Victoria had retired to bed immediately afterwards, and had been accompanied to the door of her room by Eden. He had not searched her room as Drew had done, but he had asked her if she had any aspirins, and on hearing that she had, advised her to take two and get a good night's rest. And then he had kissed her. Not lightly, as Drew had done, but hard and hungrily, holding her close.

She had made no attempt to avoid his embrace; but neither had she returned it. And when he released her at last she had put up a hand and touched his cheek in a fleeting caress that was purely maternal, and there was relief and pity and sadness in her smile; as though she had been a much older woman who has found a page of a forgotten love letter, and is smiling a little ruefully at herself because she cannot remember the name of the boy who wrote it.

16

Mr Gilbert was not only true to his word, but regrettably punctual. It was exactly one minute past nine, and breakfast was still in progress, when the now familiar squad of police and C.I.D. men arrived at
Flamingo.

But this time the proceedings were brief. Typewritten copies of statements made on the previous day were produced and they were asked to sign them, and that being done Mr Stratton and the Brandons were curtly informed that they could return to their own houses, with the proviso that they must stay within reach of a telephone and not leave the Rift until further notice.
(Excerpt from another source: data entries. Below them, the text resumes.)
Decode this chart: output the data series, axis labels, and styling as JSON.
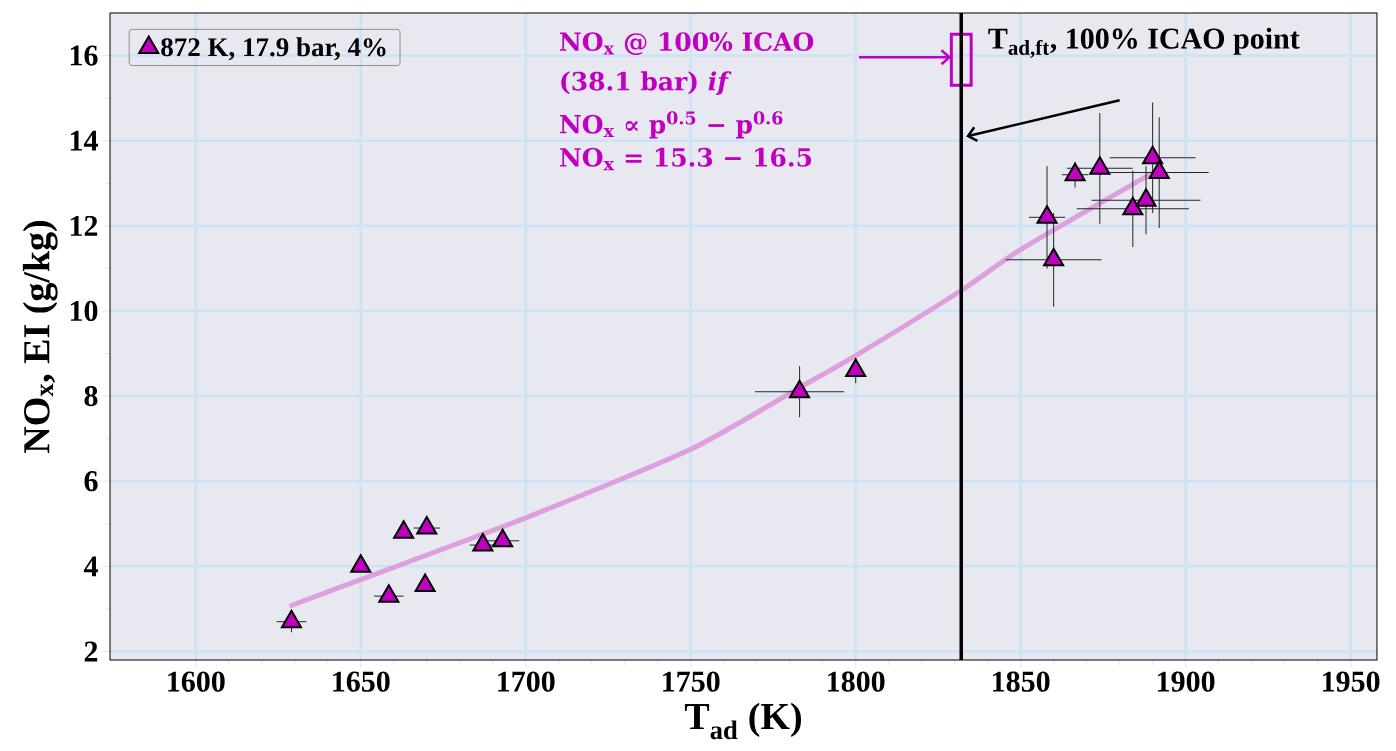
{
  "chart_data": {
    "type": "scatter",
    "xlabel": "T$_{ad}$ (K)",
    "ylabel": "NO$_{x}$, EI (g/kg)",
    "xlim": [
      1574,
      1958
    ],
    "ylim": [
      1.8,
      17
    ],
    "xticks": [
      1600,
      1650,
      1700,
      1750,
      1800,
      1850,
      1900,
      1950
    ],
    "yticks": [
      2,
      4,
      6,
      8,
      10,
      12,
      14,
      16
    ],
    "grid": true,
    "legend": "top left",
    "series": [
      {
        "type": "line",
        "color": "#dda0dd",
        "x": [
          1629,
          1650,
          1700,
          1750,
          1783,
          1800,
          1832,
          1850,
          1892
        ],
        "values": [
          3.08,
          3.69,
          5.14,
          6.75,
          8.2,
          8.95,
          10.48,
          11.44,
          13.33
        ]
      },
      {
        "type": "bar",
        "color": "#c000c0",
        "x": [
          1832
        ],
        "base": [
          15.3
        ],
        "values": [
          1.2
        ]
      },
      {
        "name": "872 K, 17.9 bar, 4%",
        "color": "#c000c0",
        "marker": "triangle",
        "x": [
          1629,
          1650,
          1658.5,
          1663,
          1670,
          1669.5,
          1687,
          1693,
          1783,
          1800,
          1858,
          1860,
          1866.5,
          1874,
          1890,
          1892,
          1884,
          1888
        ],
        "values": [
          2.7,
          4.0,
          3.3,
          4.8,
          4.9,
          3.55,
          4.5,
          4.6,
          8.1,
          8.6,
          12.2,
          11.2,
          13.2,
          13.35,
          13.6,
          13.25,
          12.4,
          12.6
        ],
        "xerrors": [
          4.5,
          null,
          4.5,
          2,
          4,
          null,
          4,
          5,
          13.5,
          null,
          5.5,
          14.5,
          4,
          10,
          13,
          15,
          17,
          16.5
        ],
        "errors": [
          0.25,
          null,
          null,
          null,
          null,
          null,
          null,
          null,
          0.6,
          0.3,
          1.2,
          1.1,
          0.3,
          1.3,
          1.3,
          1.3,
          0.9,
          0.8
        ]
      }
    ],
    "ref_lines": [
      {
        "axis": "x",
        "value": 1832,
        "color": "#000000",
        "label": "T$_{ad,ft}$, 100% ICAO point"
      }
    ],
    "annotations": [
      "NO$_{x}$ @ 100% ICAO",
      "(38.1 bar) *if*",
      "NO$_{x}$ ∝ p$^{0.5}$ − p$^{0.6}$",
      "NO$_{x}$ = 15.3 − 16.5"
    ]
  }
}
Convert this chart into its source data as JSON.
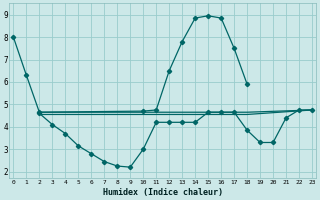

‘And that means that you can't suddenly decide to go off on safari to the Northern Frontier, Stratton. Or take a holiday to Malindi, Mrs Brandon. I want you where I can get in touch with you at short notice. I hope that is quite clear.'

‘Painfully, thank you,' said Drew.

‘Are we under arrest?' demanded Hector, who appeared to have recovered some of his former truculence.